António Costa: Portugal’s prime minister with the bazooka policy

The man with the bazooka is re-elected. Portugal’s socialist prime minister achieved an election result this Sunday that many other social democrats can only dream of: António Costa won an absolute majority for his Partido Socialista. It is undisputed that Costa may have helped his bazooka.

The martial language image, which does not go at all with the calm, mostly friendly smiling Costa, comes from spring 2020. It was shortly after the first wave of the corona pandemic, from which Portugal compared to what was to come, comparatively had come out unscathed; Portugal was waiting for the planned reconstruction program from Brussels. When the domestic pressure on him increased and he was urged to present a contingency plan, Costa said at the time: It all depends on what weapons the EU provides Portugal; whether to send him a slingshot or a bazooka.

Portugal will receive 13.9 billion euros in aid from the EU fund and another 2.7 billion in loans

Well, there came the bazooka. Portugal will receive 13.9 billion euros in aid from the EU fund and another 2.7 billion in loans. The metaphor of the “European bazooka” stuck with Costa, and it also accompanied him through the election campaign. And this Sunday, the Portuguese gave the 60-year-old the order to fire off the EU billions, to stay in the picture.

During the election campaign, Costa advertised that he had already drawn up a budget for the current year. The left bloc and the communists had refused him their consent to this in the fall. Since 2015, Costa has led a minority socialist government that has been tolerated by the two smaller left-wing parties. The Portuguese called the left-wing experiment “rattletrap,” half affectionately, half mockingly.

Left bloc and communists didn’t like their stubbornness in enforcing higher social spending. Her election results show that many of her voters have switched to Costa, the man of the centre. Costa speaks of a “victory of humility”. But it is above all a victory for pragmatism.

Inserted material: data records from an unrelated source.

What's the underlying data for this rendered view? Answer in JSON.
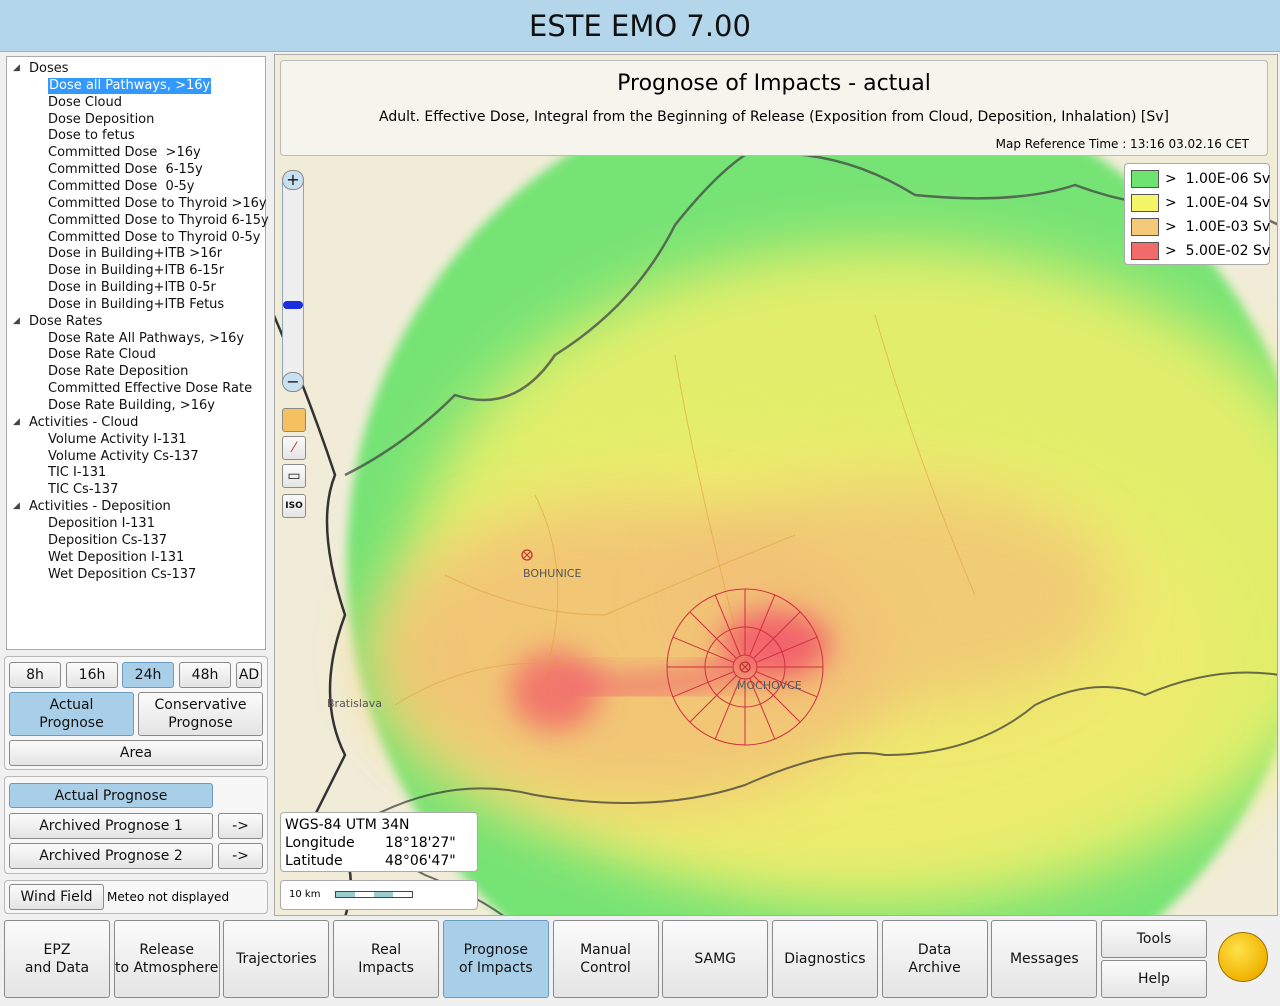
{
  "header": {
    "title": "ESTE EMO 7.00"
  },
  "tree": [
    {
      "label": "Doses",
      "items": [
        "Dose all Pathways, >16y",
        "Dose Cloud",
        "Dose Deposition",
        "Dose to fetus",
        "Committed Dose  >16y",
        "Committed Dose  6-15y",
        "Committed Dose  0-5y",
        "Committed Dose to Thyroid >16y",
        "Committed Dose to Thyroid 6-15y",
        "Committed Dose to Thyroid 0-5y",
        "Dose in Building+ITB >16r",
        "Dose in Building+ITB 6-15r",
        "Dose in Building+ITB 0-5r",
        "Dose in Building+ITB Fetus"
      ]
    },
    {
      "label": "Dose Rates",
      "items": [
        "Dose Rate All Pathways, >16y",
        "Dose Rate Cloud",
        "Dose Rate Deposition",
        "Committed Effective Dose Rate",
        "Dose Rate Building, >16y"
      ]
    },
    {
      "label": "Activities - Cloud",
      "items": [
        "Volume Activity I-131",
        "Volume Activity Cs-137",
        "TIC I-131",
        "TIC Cs-137"
      ]
    },
    {
      "label": "Activities - Deposition",
      "items": [
        "Deposition I-131",
        "Deposition Cs-137",
        "Wet Deposition I-131",
        "Wet Deposition Cs-137"
      ]
    }
  ],
  "duration_buttons": [
    "8h",
    "16h",
    "24h",
    "48h",
    "AD"
  ],
  "prognose_buttons": [
    "Actual\nPrognose",
    "Conservative\nPrognose"
  ],
  "area_button": "Area",
  "archive": {
    "actual": "Actual Prognose",
    "rows": [
      {
        "label": "Archived Prognose 1",
        "action": "->"
      },
      {
        "label": "Archived Prognose 2",
        "action": "->"
      }
    ]
  },
  "wind": {
    "button": "Wind Field",
    "status": "Meteo not displayed"
  },
  "map": {
    "title": "Prognose of Impacts - actual",
    "subtitle": "Adult. Effective Dose, Integral from the Beginning of Release (Exposition from Cloud, Deposition, Inhalation) [Sv]",
    "reference_time": "Map Reference Time : 13:16 03.02.16 CET",
    "legend": [
      {
        "label": ">  1.00E-06 Sv",
        "color": "#6fe36f"
      },
      {
        "label": ">  1.00E-04 Sv",
        "color": "#f5f56a"
      },
      {
        "label": ">  1.00E-03 Sv",
        "color": "#f5c97a"
      },
      {
        "label": ">  5.00E-02 Sv",
        "color": "#f26b6b"
      }
    ],
    "places": [
      "BOHUNICE",
      "MOCHOVCE",
      "Bratislava"
    ],
    "zoom_in": "+",
    "zoom_out": "−",
    "tool_iso": "ISO",
    "coordinates": {
      "system": "WGS-84 UTM 34N",
      "longitude_label": "Longitude",
      "longitude": "18°18'27\"",
      "latitude_label": "Latitude",
      "latitude": "48°06'47\""
    },
    "scale": "10 km"
  },
  "nav": [
    "EPZ\nand Data",
    "Release\nto Atmosphere",
    "Trajectories",
    "Real\nImpacts",
    "Prognose\nof Impacts",
    "Manual\nControl",
    "SAMG",
    "Diagnostics",
    "Data\nArchive",
    "Messages"
  ],
  "tools": "Tools",
  "help": "Help"
}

Costa shares the reputation of being a realist with Olaf Scholz. Scholz had already said in December that he was “absolutely confident” that Costa would win the election at the end of January. Portugal’s polling institutes saw things differently up to the election date. The surprise is all the greater now, Scholz congratulated Costa on Twitter and called him a “true advocate of social justice”. Scholz Costa was one of his role models in the past. During a visit to Lisbon last year, the then finance minister joked that he could learn from António Costa “how to get the triple: mayor of a big city, minister in the cabinet – and then the head of government.”

In fact, the careers of the two social democrats are similar, only the order is not correct: Costa was once Minister of Justice under Prime Minister António Guterres, now UN Secretary General. Five years later, the lawyer became mayor of Lisbon, the city of his birth. António Costa is the son of the poet Orlando da Costa, who was persecuted by the Salazar dictatorship because of his communist beliefs. The roots of the family go back to the Indian Goa, which was a Portuguese colony until 1961.

Costa, who has been married to the now retired kindergarten teacher Fernanda Tadeu for 35 years and has two children with her, is considered a reserved man and experienced crisis manager in Portugal. He had succeeded in emancipating the small country on the Atlantic coast from the austerity measures of the EU troika and at the same time stabilizing the economy. The Portuguese also apparently trust him to deal with the new crisis arising from the pandemic. And just in case he has his bazooka at hand.